She was full of assurance, and of a sweet timidity. It seemed to David she was so high above him she could fulfill whatever whim she wanted and lose not one jot of her stature. Such a whim, doubtless, was this.

“Oh, I should love to come.... I didn’t—I didn’t really——” he stopped. “Do you really want me to come, Miss Daindrie?”

She saw that he was serious. “Why should I ask you?”
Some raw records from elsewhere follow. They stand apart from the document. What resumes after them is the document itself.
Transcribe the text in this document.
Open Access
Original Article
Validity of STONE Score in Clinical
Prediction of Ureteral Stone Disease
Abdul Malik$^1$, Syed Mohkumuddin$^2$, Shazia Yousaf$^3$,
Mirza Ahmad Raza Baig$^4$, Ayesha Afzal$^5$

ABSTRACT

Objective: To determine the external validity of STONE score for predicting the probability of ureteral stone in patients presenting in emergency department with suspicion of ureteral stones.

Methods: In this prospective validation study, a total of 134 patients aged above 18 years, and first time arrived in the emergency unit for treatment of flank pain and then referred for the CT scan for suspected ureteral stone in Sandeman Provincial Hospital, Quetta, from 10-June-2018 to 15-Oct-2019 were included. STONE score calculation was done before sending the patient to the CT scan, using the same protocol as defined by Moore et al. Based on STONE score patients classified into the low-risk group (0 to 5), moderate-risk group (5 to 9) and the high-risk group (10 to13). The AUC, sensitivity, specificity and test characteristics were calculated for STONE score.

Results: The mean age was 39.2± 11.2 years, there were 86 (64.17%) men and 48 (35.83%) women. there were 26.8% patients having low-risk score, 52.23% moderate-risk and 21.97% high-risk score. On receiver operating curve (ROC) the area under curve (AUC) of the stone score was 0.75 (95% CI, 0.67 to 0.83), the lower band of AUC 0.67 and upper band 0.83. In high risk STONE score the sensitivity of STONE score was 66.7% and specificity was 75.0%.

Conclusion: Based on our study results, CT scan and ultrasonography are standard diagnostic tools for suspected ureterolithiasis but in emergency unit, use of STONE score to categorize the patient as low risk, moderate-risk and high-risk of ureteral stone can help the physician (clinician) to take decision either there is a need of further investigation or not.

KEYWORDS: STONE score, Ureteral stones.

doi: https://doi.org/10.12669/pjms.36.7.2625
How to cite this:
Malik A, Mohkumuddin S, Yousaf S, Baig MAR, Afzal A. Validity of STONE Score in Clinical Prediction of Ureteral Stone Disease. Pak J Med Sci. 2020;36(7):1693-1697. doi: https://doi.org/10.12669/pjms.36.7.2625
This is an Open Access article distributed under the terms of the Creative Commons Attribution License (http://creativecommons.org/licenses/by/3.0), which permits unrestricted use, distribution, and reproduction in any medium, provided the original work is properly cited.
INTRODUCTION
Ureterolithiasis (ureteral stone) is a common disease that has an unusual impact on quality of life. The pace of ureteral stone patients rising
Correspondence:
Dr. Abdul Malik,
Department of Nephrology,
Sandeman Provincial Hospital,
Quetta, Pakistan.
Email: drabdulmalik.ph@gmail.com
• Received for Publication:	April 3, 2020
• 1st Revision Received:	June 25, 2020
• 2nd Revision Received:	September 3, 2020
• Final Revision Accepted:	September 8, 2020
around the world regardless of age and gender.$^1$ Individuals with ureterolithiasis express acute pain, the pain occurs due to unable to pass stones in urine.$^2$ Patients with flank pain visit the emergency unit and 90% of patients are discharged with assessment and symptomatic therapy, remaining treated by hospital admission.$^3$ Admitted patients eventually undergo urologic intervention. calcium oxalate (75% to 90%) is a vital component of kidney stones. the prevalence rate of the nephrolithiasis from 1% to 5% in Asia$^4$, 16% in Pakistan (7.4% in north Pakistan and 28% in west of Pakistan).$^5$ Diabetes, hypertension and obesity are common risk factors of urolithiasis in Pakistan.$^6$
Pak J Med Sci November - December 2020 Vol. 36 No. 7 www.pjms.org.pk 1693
That was convincing. “I don’t see,” he said, “what you could possibly find of interest in me.”

It was the beginning of the impulse he was always to have with her to speak out his mind.

She answered him seriously too.

“I want to find out, perhaps,” she said.

They were in a box at a theater. It was a special matinee of a comedy by Bernard Shaw: a strange new genius out of Ireland. Cornelia and Miss Daindrie had arranged the party.

“Shaw deserves to be supported,” Cornelia explained; even Tom had been willing to come.

She heard every word that passed between David and Miss Daindrie. Her neighbor in the Box was a young man she had never met before. He found her strangely distracted between the curtains. He said to her: “But after all, Miss Rennard, what are we to think of this man Shaw?” She answered, vigorously nodding: “Yes, indeed.” David was going to call? What a stubborn child he had been! A good sign, deeply. She believed she could see. Unknown to himself, he was struggling against Helen. He had an assured, comradeful way with women—the way of a boy: it was gone. A visit to a girl might mean nothing. After these resistances and the silence behind their questionings as they looked at each other, he might well ask why she wanted him to come. It was a bit disconcerting for the young man beside Cornelia.